File writes are committed to the inode of the file as an extent encoded as the begin address of the block and the length of the extent. If a write request overwrites an existing extent, NOVA first copies the old extent into the new page, and then commit updates as a new extend with the new page (note that pages are flushed before committed). Such copy-on-write style file update ensures that a file is never partially updated, as the old page is always consistent before we commit the inode log. Old pages can be reclaimed after the write is committed. On a system crash, either old page or new page will be leaked (i.e. unreferenced). In this case, the recovery handler will scan the inode’s write history, and locate pages that are unreferenced, and unmark them in the allocator.

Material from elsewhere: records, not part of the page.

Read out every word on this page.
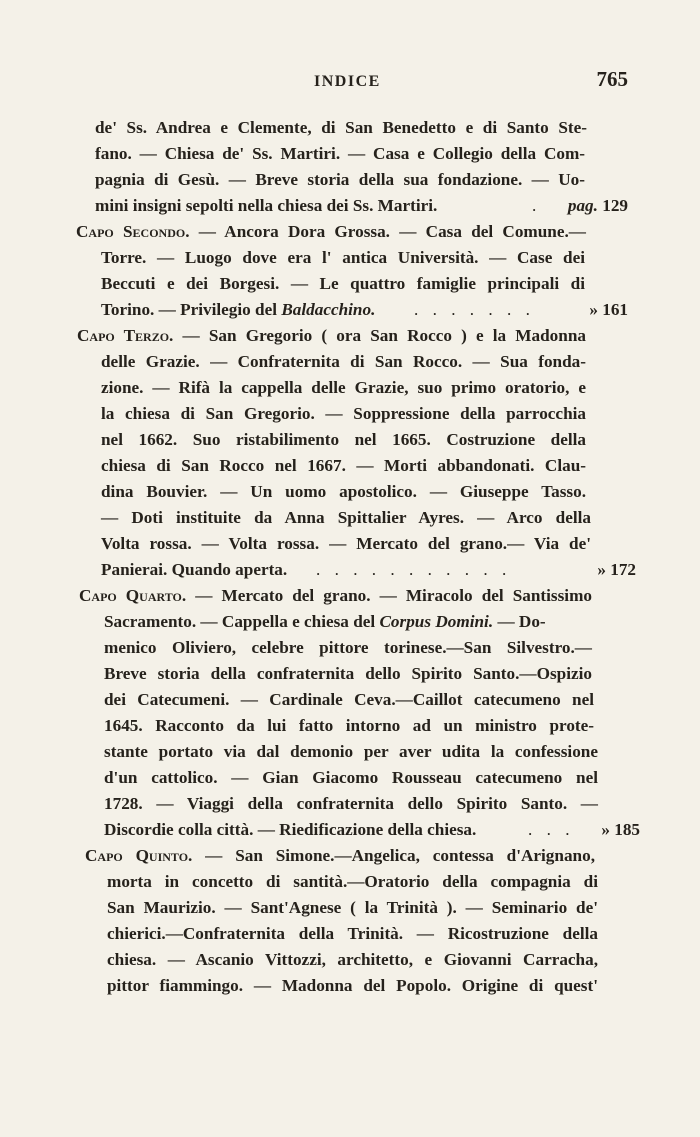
INDICE	765
de' Ss. Andrea e Clemente, di San Benedetto e di Santo Ste-
fano. — Chiesa de' Ss. Martiri. — Casa e Collegio della Com-
pagnia di Gesù. — Breve storia della sua fondazione. — Uo-
mini insigni sepolti nella chiesa dei Ss. Martiri.	.	pag. 129
Capo Secondo. — Ancora Dora Grossa. — Casa del Comune.—
Torre. — Luogo dove era l' antica Università. — Case dei
Beccuti e dei Borgesi. — Le quattro famiglie principali di
Torino. — Privilegio del Baldacchino. . . . . . . .	» 161
Capo Terzo. — San Gregorio ( ora San Rocco ) e la Madonna
delle Grazie. — Confraternita di San Rocco. — Sua fonda-
zione. — Rifà la cappella delle Grazie, suo primo oratorio, e
la chiesa di San Gregorio. — Soppressione della parrocchia
nel 1662. Suo ristabilimento nel 1665. Costruzione della
chiesa di San Rocco nel 1667. — Morti abbandonati. Clau-
dina Bouvier. — Un uomo apostolico. — Giuseppe Tasso.
— Doti instituite da Anna Spittalier Ayres. — Arco della
Volta rossa. — Volta rossa. — Mercato del grano.— Via de'
Panierai. Quando aperta. . . . . . . . . . . .	» 172
Capo Quarto. — Mercato del grano. — Miracolo del Santissimo
Sacramento. — Cappella e chiesa del Corpus Domini. — Do-
menico Oliviero, celebre pittore torinese.—San Silvestro.—
Breve storia della confraternita dello Spirito Santo.—Ospizio
dei Catecumeni. — Cardinale Ceva.—Caillot catecumeno nel
1645. Racconto da lui fatto intorno ad un ministro prote-
stante portato via dal demonio per aver udita la confessione
d'un cattolico. — Gian Giacomo Rousseau catecumeno nel
1728. — Viaggi della confraternita dello Spirito Santo. —
Discordie colla città. — Riedificazione della chiesa.	. . .	» 185
Capo Quinto. — San Simone.—Angelica, contessa d'Arignano,
morta in concetto di santità.—Oratorio della compagnia di
San Maurizio. — Sant'Agnese ( la Trinità ). — Seminario de'
chierici.—Confraternita della Trinità. — Ricostruzione della
chiesa. — Ascanio Vittozzi, architetto, e Giovanni Carracha,
pittor fiammingo. — Madonna del Popolo. Origine di quest'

Similar to any log-structured file system, NOVA needs constant garbage collection (GC) to free up space occupied by invalidated log entries. One major differences of NOVA is that it requires significantly less effort to be spent on GC at runtime, for three reasons. First, NOVA maintains per-inode log, which implies that GC can be performed on individual inodes seperately. The amount of data to be recollected and compressed per GC call is far less compared with the scheme that utilizes a centralized log. Second, NOVA only logs metadata updates without data (which itself is GC’ed at the end of every write operation). The number of bytes in the log is therefore far less than a centralized log that contains both data and metadata. The last reason is that NOVA does not maintain the log as a single sequential unit on the NVM. Instead, each inode has its own log which is then organized into a linked list. As a result, GC is performed on a log block level. NOVA can continue its operation as long as a block can be reclaimed. These three combined together make GC in NOVA lightweight.